Whilst Joyce and her husband Roy were founding their shop in Elliott Street, a few hundred yards away at Portman Road Alf Ramsey was building a legend. Joyce and Roy were married on 15 July 1961. Six months earlier football’s ‘maximum wage’ had been abolished, leading to the amazing phenomenon of the ‘£100 per week footballer’.  Market logic would suggest this favoured rich clubs with large crowds and big money. Yet in April 1961 Ipswich were promoted as Champions, from the Second to the First Division. Sheffield United were runners up, a little club called Liverpool were third and a tiny club named Norwich were fourth. Twelve months later, in April 1962, Ipswich Town achieved the unimaginable. We, the lads from Suffolk, the minnows, the newcomers, the country cousins, won the First Division (today’s Premiership) at our first attempt: tipping the glamorous Spurs and another outstanding provincial club (Burnley) to a hard-fought title.

And this is where we go back to that corner shop in Elliott Street. Joyce spent most of those 53 years, from 1959 to 2012, watching the people walking past her shop and talking to those who came in. One of those people was me, cutting down Elliott Street on match-day Saturdays with my own father in the 1970s and 1980s; and visiting Joyce’s shop each match-day with my own son in the 1990s and 2000s. We would buy a lucky chocolate bar or a bottle of drink of course, but most of all we would chat. Joyce loved to chat and the stories flowed: about her son Julian, about her home town of Dundee, about the war, about opera singing, about being born with her twin sister on Christmas Eve, about the sadness of her older sister’s deaths, about being the daughter of a Methodist lay preacher, about her school days and friends, about her memories of loves and hates and pretty much everything else in between.
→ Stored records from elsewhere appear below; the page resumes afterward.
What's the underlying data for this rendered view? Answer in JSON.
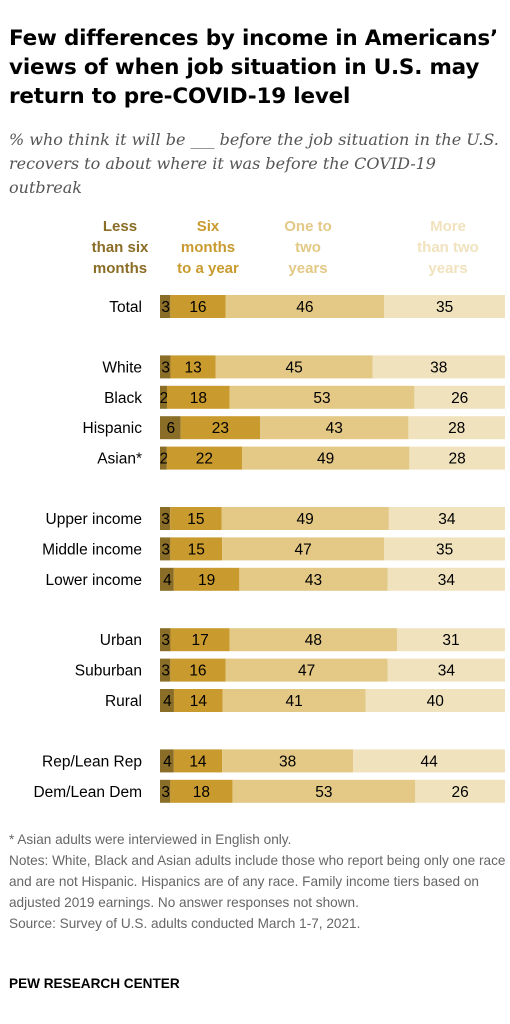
{
  "title": "Few differences by income in Americans’ views of when job situation in U.S. may return to pre-COVID-19 level",
  "subtitle": "% who think it will be ___ before the job situation in the U.S. recovers to about where it was before the COVID-19 outbreak",
  "notes": {
    "asterisk": "* Asian adults were interviewed in English only.",
    "notes": "Notes: White, Black and Asian adults include those who report being only one race and are not Hispanic. Hispanics are of any race. Family income tiers based on adjusted 2019 earnings. No answer responses not shown.",
    "source": "Source: Survey of U.S. adults conducted March 1-7, 2021."
  },
  "brand": "PEW RESEARCH CENTER",
  "colors": {
    "less_than_six_months": "#8a6d26",
    "six_months_to_a_year": "#c99a2e",
    "one_to_two_years": "#e3c886",
    "more_than_two_years": "#f0e2bd"
  },
  "chart_data": {
    "type": "bar",
    "orientation": "horizontal",
    "stacked": true,
    "xlim": [
      0,
      100
    ],
    "series": [
      {
        "name": "Less than six months",
        "lines": [
          "Less",
          "than six",
          "months"
        ],
        "color": "#8a6d26"
      },
      {
        "name": "Six months to a year",
        "lines": [
          "Six",
          "months",
          "to a year"
        ],
        "color": "#c99a2e"
      },
      {
        "name": "One to two years",
        "lines": [
          "One to",
          "two",
          "years"
        ],
        "color": "#e3c886"
      },
      {
        "name": "More than two years",
        "lines": [
          "More",
          "than two",
          "years"
        ],
        "color": "#f0e2bd"
      }
    ],
    "groups": [
      {
        "rows": [
          {
            "label": "Total",
            "values": [
              3,
              16,
              46,
              35
            ]
          }
        ]
      },
      {
        "rows": [
          {
            "label": "White",
            "values": [
              3,
              13,
              45,
              38
            ]
          },
          {
            "label": "Black",
            "values": [
              2,
              18,
              53,
              26
            ]
          },
          {
            "label": "Hispanic",
            "values": [
              6,
              23,
              43,
              28
            ]
          },
          {
            "label": "Asian*",
            "values": [
              2,
              22,
              49,
              28
            ]
          }
        ]
      },
      {
        "rows": [
          {
            "label": "Upper income",
            "values": [
              3,
              15,
              49,
              34
            ]
          },
          {
            "label": "Middle income",
            "values": [
              3,
              15,
              47,
              35
            ]
          },
          {
            "label": "Lower income",
            "values": [
              4,
              19,
              43,
              34
            ]
          }
        ]
      },
      {
        "rows": [
          {
            "label": "Urban",
            "values": [
              3,
              17,
              48,
              31
            ]
          },
          {
            "label": "Suburban",
            "values": [
              3,
              16,
              47,
              34
            ]
          },
          {
            "label": "Rural",
            "values": [
              4,
              14,
              41,
              40
            ]
          }
        ]
      },
      {
        "rows": [
          {
            "label": "Rep/Lean Rep",
            "values": [
              4,
              14,
              38,
              44
            ]
          },
          {
            "label": "Dem/Lean Dem",
            "values": [
              3,
              18,
              53,
              26
            ]
          }
        ]
      }
    ]
  }
}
And of course there were football-related stories in which she delighted: like the one about a cheeky kid from round the corner running errands for his mum. Knock-kneed and bandy legged, as Joyce remembered him aged nine “Kieron couldn’t even walk straight let alone run straight – I don’t know how he EVER managed to play football.” For younger readers the ‘Kieron’ of Joyce’s story was of course Kieron Dyer, who by the age of 17 was one of the most talented youngsters our famous Academy had ever produced, and who brought the club £6 million when he was sold to Newcastle in July 1999. Then there was the story of Jason, another young lad who frequented Wades’ Stores. Jason Dozzell grew up in Elliott Street, played over 300 times for Ipswich and was sold for £1.9 million to Tottenham Hotspur in August 1993. His mother stayed in the street and remained a valued customer and friend until Joyce’s recent death.

Over the years Joyce and I became firm, match day friends: and over the last few years it has been genuine friendships like that, costing no more than time and care, which have been a stronger reason to spend match-days in Ipswich than much of the expensive nonsense on and off the Portman Road pitch.  For despite the fact that Joyce claimed not to know much about football it felt to me that she knew masses about Ipswich, about living in the changing Town we love, and about serving her community.

Rest in Peace, Joyce Wade.  Thank you for the friendship, the chocolate bars and the chat; and most all for helping me to remember that football is about so much more than a slightly daft game, with way too much money.